Gomez was not armed, the complaint said. He was on parole and previously served time in prison for robbery and theft, Illinois Department of Correction records showed at the time of the incident. He’d been convicted of six thefts between 2008 and 2016 and convicted of robbery in 2008.
After the incident, Forest Park police officials said Gomez attempted to perform a U-turn and that Miller got in front of the vehicle, ordering Gomez to stop. However, police said, Gomez drove toward Miller, who, “fearing for his life,” opened fire, striking Gomez.
“Defendant Miller had good reason to believe that his misconduct would not be revealed or reported by fellow officers or their supervisors, that their false, incomplete, and misleading reports would go unchallenged by these supervisors and fellow officers, from the police superintendents, police board, on down,” the lawsuit reads.
Police Chief Thomas Aftanas declined to comment on the ongoing case. Mayor Anthony Calderone, who supervises the police department as part of his public duties, did not respond to an interview request.
The Gomez family seeks unspecified but “substantial” monetary damages and reimbursement for court, attorney and funeral fees. The village has settled at least three other lawsuits so far this year, with settlement costs amounting to $233,900, and some, but not all, of the fees being paid by the village’s insurer.
Three other cases are pending in U.S. District Court, all alleging excessive force by Forest Park police.

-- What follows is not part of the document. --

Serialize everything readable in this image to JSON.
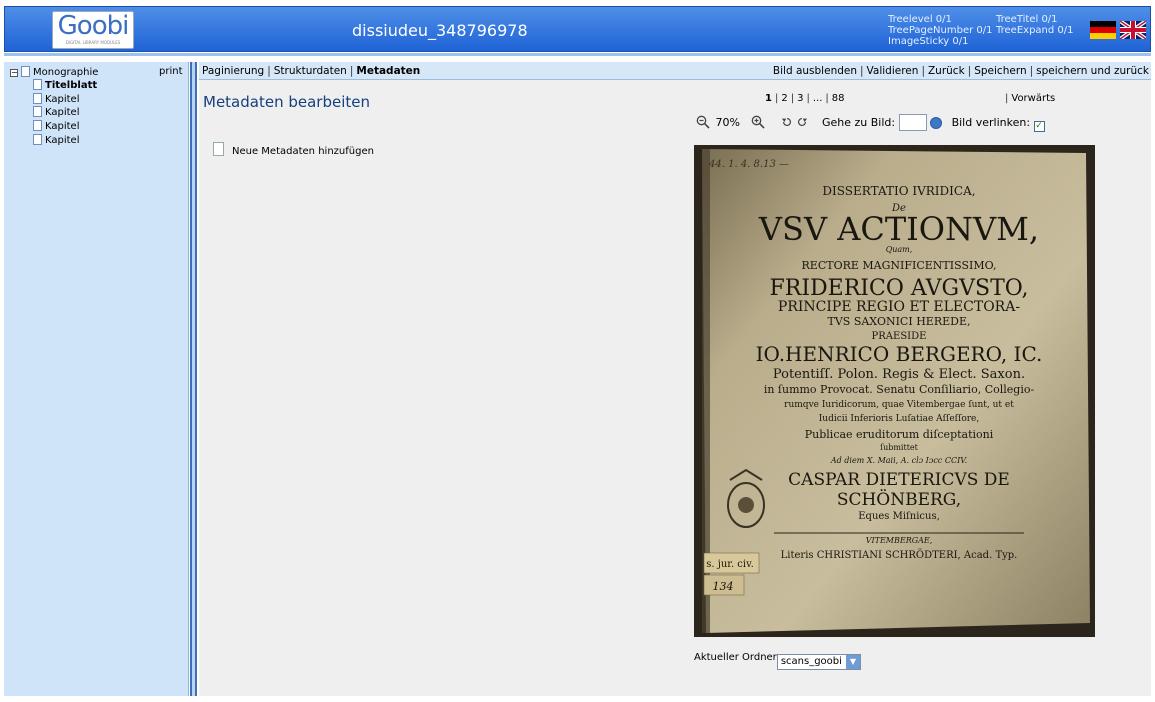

In February 2018, plaintiff Giovanni LaGioia filed a federal lawsuit alleging a local police officer roughly searched him during a traffic stop in December 2017.
In June 2017, a Forest Park man alleged that a Forest Park police officer knocked his teeth out during a 2015 incident.
In October 2017, plaintiff Eddie Harkins filed a federal lawsuit against the village and police from Pinckneyville Correctional Center, alleging officers used excessive force and denied him medical treatment after arresting him for armed robbery in 2016.